PURPOSE: To investigate the ultrastructure of the internal limiting membrane (ILM) and epiretinal tissue in eyes with idiopathic macular holes that were not successfully closed by one operation. METHODS: A second vitrectomy with en bloc removal of the ILM and epimacular tissue was performed in 16 eyes with full-thickness macular holes after surgical failure. The specimens were processed for transmission electron microscopy. In 5 of 16 eyes, specimens of first macular hole surgery were also analyzed. RESULTS: Fibrocellular proliferation at the vitreal side of the ILM was found in all specimens from second vitrectomy. Myofibroblasts and fibroblasts were predominant. Cells were frequently observed as irregular accumulations rather than regular multilayers at the ILM. Masses of newly formed collagen were found distributed between cells and ILM. All specimens from first macular hole surgery were characterized by regular cellular layers and the presence of native vitreous collagen. CONCLUSIONS: Eyes with idiopathic macular holes that were found not to be closed early after the first vitrectomy show massive proliferation of cells and newly formed collagen irregularly distributed at the remaining ILM. After surgical intervention, ILM remnants and collagen may represent a stimulus for the early formation of tangential traction preventing successful macular hole closure.
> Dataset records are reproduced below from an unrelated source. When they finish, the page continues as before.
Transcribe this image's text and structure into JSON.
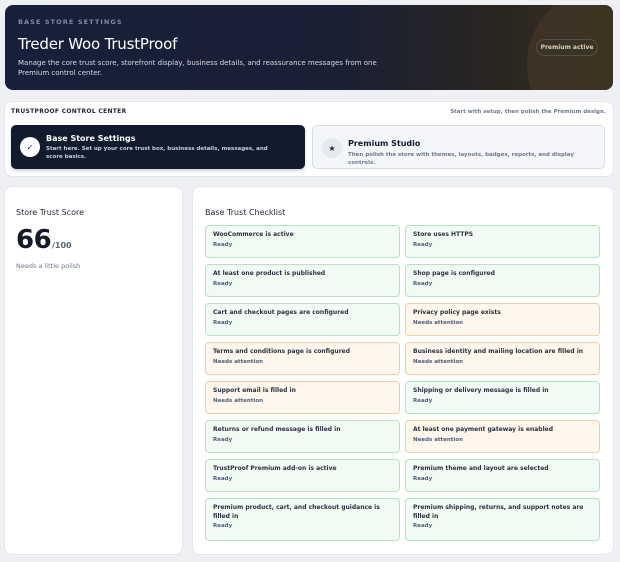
{
  "hero": {
    "kicker": "BASE STORE SETTINGS",
    "title": "Treder Woo TrustProof",
    "description": "Manage the core trust score, storefront display, business details, and reassurance messages from one Premium control center.",
    "badge": "Premium active"
  },
  "control_center": {
    "title": "TRUSTPROOF CONTROL CENTER",
    "hint": "Start with setup, then polish the Premium design.",
    "cards": [
      {
        "icon": "check-icon",
        "glyph": "✓",
        "name": "Base Store Settings",
        "description": "Start here. Set up your core trust box, business details, messages, and score basics."
      },
      {
        "icon": "star-icon",
        "glyph": "★",
        "name": "Premium Studio",
        "description": "Then polish the store with themes, layouts, badges, reports, and display controls."
      }
    ]
  },
  "score": {
    "title": "Store Trust Score",
    "value": "66",
    "max": "/100",
    "note": "Needs a little polish"
  },
  "checklist": {
    "title": "Base Trust Checklist",
    "colors": {
      "ready": "#f0fbf3",
      "attention": "#fff6ec"
    },
    "items": [
      {
        "label": "WooCommerce is active",
        "status": "Ready"
      },
      {
        "label": "Store uses HTTPS",
        "status": "Ready"
      },
      {
        "label": "At least one product is published",
        "status": "Ready"
      },
      {
        "label": "Shop page is configured",
        "status": "Ready"
      },
      {
        "label": "Cart and checkout pages are configured",
        "status": "Ready"
      },
      {
        "label": "Privacy policy page exists",
        "status": "Needs attention"
      },
      {
        "label": "Terms and conditions page is configured",
        "status": "Needs attention"
      },
      {
        "label": "Business identity and mailing location are filled in",
        "status": "Needs attention"
      },
      {
        "label": "Support email is filled in",
        "status": "Needs attention"
      },
      {
        "label": "Shipping or delivery message is filled in",
        "status": "Ready"
      },
      {
        "label": "Returns or refund message is filled in",
        "status": "Ready"
      },
      {
        "label": "At least one payment gateway is enabled",
        "status": "Needs attention"
      },
      {
        "label": "TrustProof Premium add-on is active",
        "status": "Ready"
      },
      {
        "label": "Premium theme and layout are selected",
        "status": "Ready"
      },
      {
        "label": "Premium product, cart, and checkout guidance is filled in",
        "status": "Ready"
      },
      {
        "label": "Premium shipping, returns, and support notes are filled in",
        "status": "Ready"
      }
    ]
  }
}
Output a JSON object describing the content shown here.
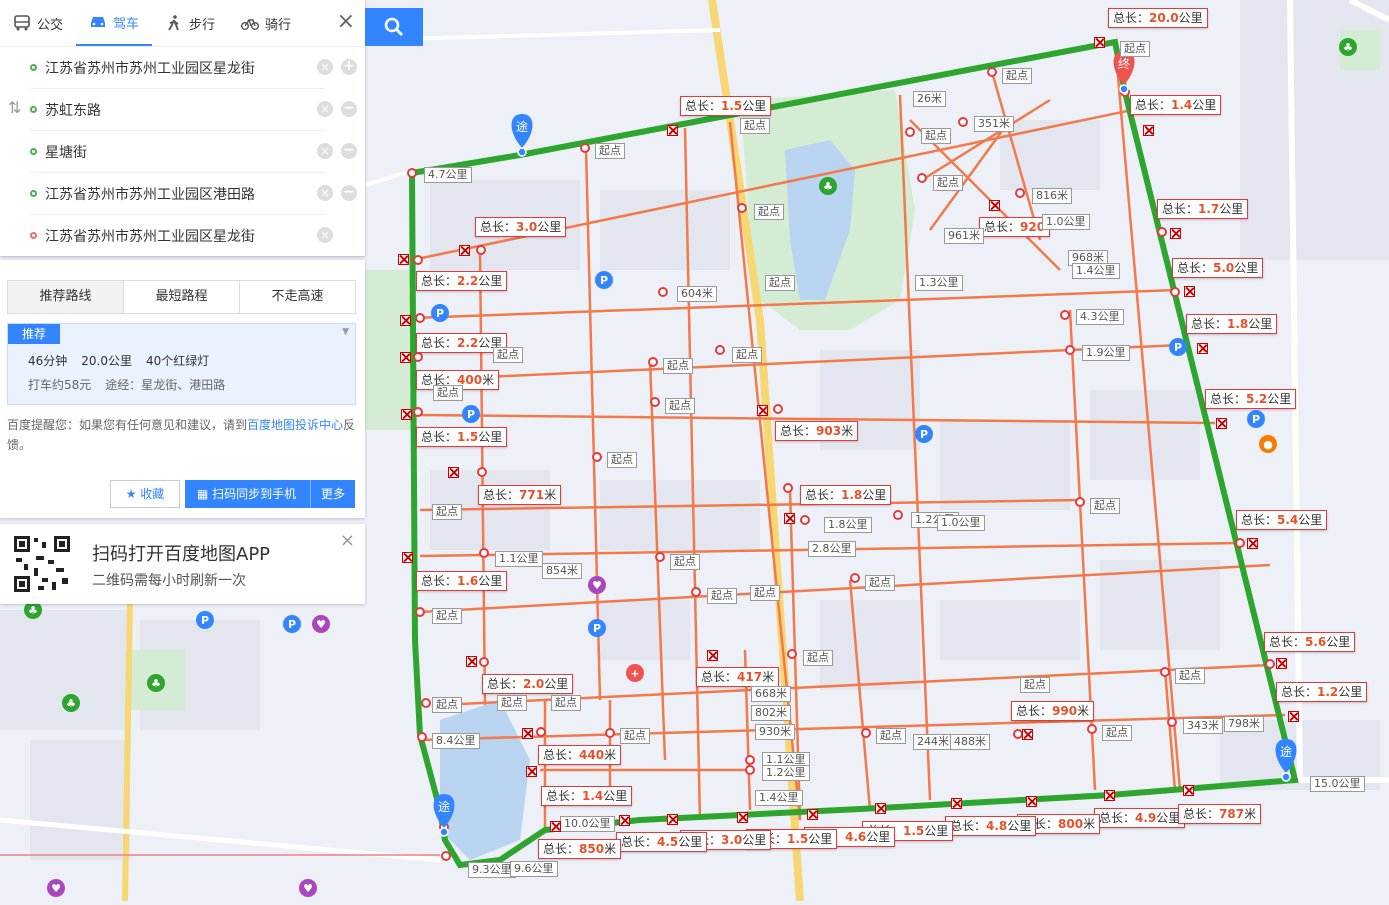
{
  "modes": [
    {
      "label": "公交",
      "icon": "bus-icon"
    },
    {
      "label": "驾车",
      "icon": "car-icon"
    },
    {
      "label": "步行",
      "icon": "walk-icon"
    },
    {
      "label": "骑行",
      "icon": "bike-icon"
    }
  ],
  "waypoints": [
    "江苏省苏州市苏州工业园区星龙街",
    "苏虹东路",
    "星塘街",
    "江苏省苏州市苏州工业园区港田路",
    "江苏省苏州市苏州工业园区星龙街"
  ],
  "route_tabs": [
    "推荐路线",
    "最短路程",
    "不走高速"
  ],
  "plan": {
    "badge": "推荐",
    "time": "46分钟",
    "distance": "20.0公里",
    "lights": "40个红绿灯",
    "taxi": "打车约58元",
    "via": "途经：星龙街、港田路"
  },
  "tip": {
    "prefix": "百度提醒您：如果您有任何意见和建议，请到",
    "link": "百度地图投诉中心",
    "suffix": "反馈。"
  },
  "buttons": {
    "favorite": "收藏",
    "sync": "扫码同步到手机",
    "more": "更多"
  },
  "qr": {
    "title": "扫码打开百度地图APP",
    "subtitle": "二维码需每小时刷新一次"
  },
  "map_labels": {
    "start_word": "起点",
    "total_prefix": "总长：",
    "total_values": [
      "20.0公里",
      "1.5公里",
      "1.4公里",
      "3.0公里",
      "1.7公里",
      "5.0公里",
      "2.2公里",
      "1.8公里",
      "2.2公里",
      "400米",
      "5.2公里",
      "1.5公里",
      "903米",
      "771米",
      "1.8公里",
      "5.4公里",
      "1.6公里",
      "5.6公里",
      "2.0公里",
      "417米",
      "1.2公里",
      "990米",
      "440米",
      "1.4公里",
      "4.9公里",
      "787米",
      "800米",
      "4.8公里",
      "1.5公里",
      "4.6公里",
      "1.5公里",
      "3.0公里",
      "4.5公里",
      "850米",
      "920"
    ],
    "grey_values": [
      "4.7公里",
      "26米",
      "351米",
      "816米",
      "1.0公里",
      "961米",
      "968米",
      "1.4公里",
      "1.3公里",
      "604米",
      "4.3公里",
      "1.9公里",
      "1.8公里",
      "1.2公里",
      "1.0公里",
      "2.8公里",
      "1.1公里",
      "854米",
      "668米",
      "802米",
      "930米",
      "1.1公里",
      "1.2公里",
      "1.4公里",
      "244米",
      "488米",
      "343米",
      "798米",
      "15.0公里",
      "8.4公里",
      "10.0公里",
      "9.3公里",
      "9.6公里"
    ]
  },
  "markers": {
    "via": "途",
    "end": "终"
  },
  "colors": {
    "route_green": "#2ea52e",
    "route_orange": "#f2794a",
    "accent": "#3385ff",
    "label_red": "#e23b3b"
  }
}
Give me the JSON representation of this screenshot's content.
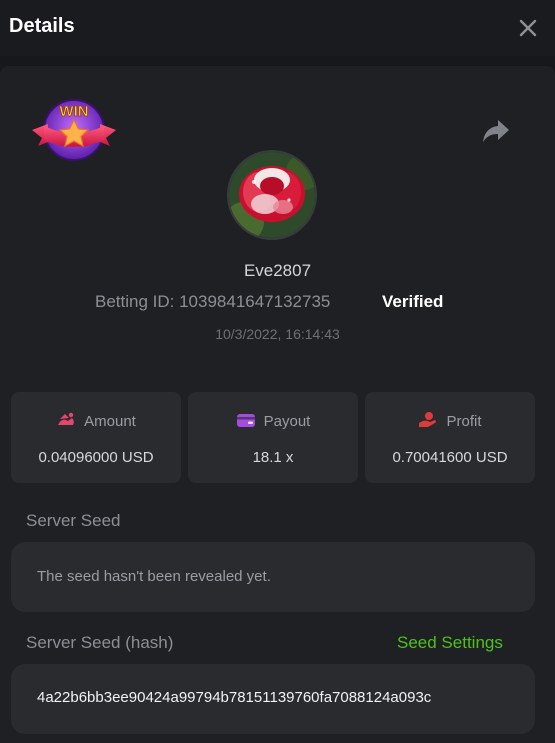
{
  "header": {
    "title": "Details"
  },
  "badge": {
    "text": "WIN"
  },
  "user": {
    "name": "Eve2807",
    "betting_id": "Betting ID: 1039841647132735",
    "verified": "Verified",
    "timestamp": "10/3/2022, 16:14:43"
  },
  "stats": [
    {
      "label": "Amount",
      "value": "0.04096000 USD",
      "icon": "amount-icon",
      "color": "#e8456b"
    },
    {
      "label": "Payout",
      "value": "18.1 x",
      "icon": "wallet-icon",
      "color": "#a24dde"
    },
    {
      "label": "Profit",
      "value": "0.70041600 USD",
      "icon": "profit-hand-icon",
      "color": "#e03a3a"
    }
  ],
  "server_seed": {
    "label": "Server Seed",
    "text": "The seed hasn't been revealed yet."
  },
  "server_seed_hash": {
    "label": "Server Seed (hash)",
    "settings_link": "Seed Settings",
    "value": "4a22b6bb3ee90424a99794b78151139760fa7088124a093c"
  },
  "colors": {
    "accent_green": "#4cc21b",
    "panel": "#1f2023",
    "card": "#2a2b2f"
  }
}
Ultrastructure of the vitreomacular interface in full-thickness idiopathic macular holes: a consecutive analysis of 100 cases.

PURPOSE: To evaluate the ultrastructure of the vitreoretinal interface in stage III and stage IV idiopathic macular holes. DESIGN: A consecutive observational case series, laboratory investigation. METHODS: Pars plana vitrectomy with en-bloc removal of the internal limiting membrane (ILM) and epimacular tissue was performed by one surgeon in 80 eyes with stage III macular holes and in 20 eyes with stage IV macular holes. In total, 218 specimens were processed for light and transmission electron microscopy. RESULTS: Fibrocellular proliferation at the vitreal side of the ILM was found in 57 cases. Native vitreous collagen (NVC) was attached to the ILM in 36 eyes. The presence of NVC was considerably more frequent in eyes with stage IV (70%) than in eyes with stage III macular holes (26%). Mono- and multilayered cellular membranes were seen more frequently in stage IV macular holes. NVC, if present, was always associated with fibrocellular proliferation. In 39 eyes with stage III and in four eyes with stage IV macular holes, the ILM was devoid of any cells and collagen. CONCLUSIONS: Fibrocellular proliferation appears to be a secondary event instead of a primary feature in macular hole development. The severity of fibrocellular proliferation is associated with the presence of NVC. Incomplete vitreoretinal separation may contribute to the development of epimacular membranes in eyes with idiopathic macular holes. Remnants of the vitreous cortex remain more often attached to the ILM in eyes with spontaneous posterior vitreous detachment (PVD) than in eyes with surgical PVD induction.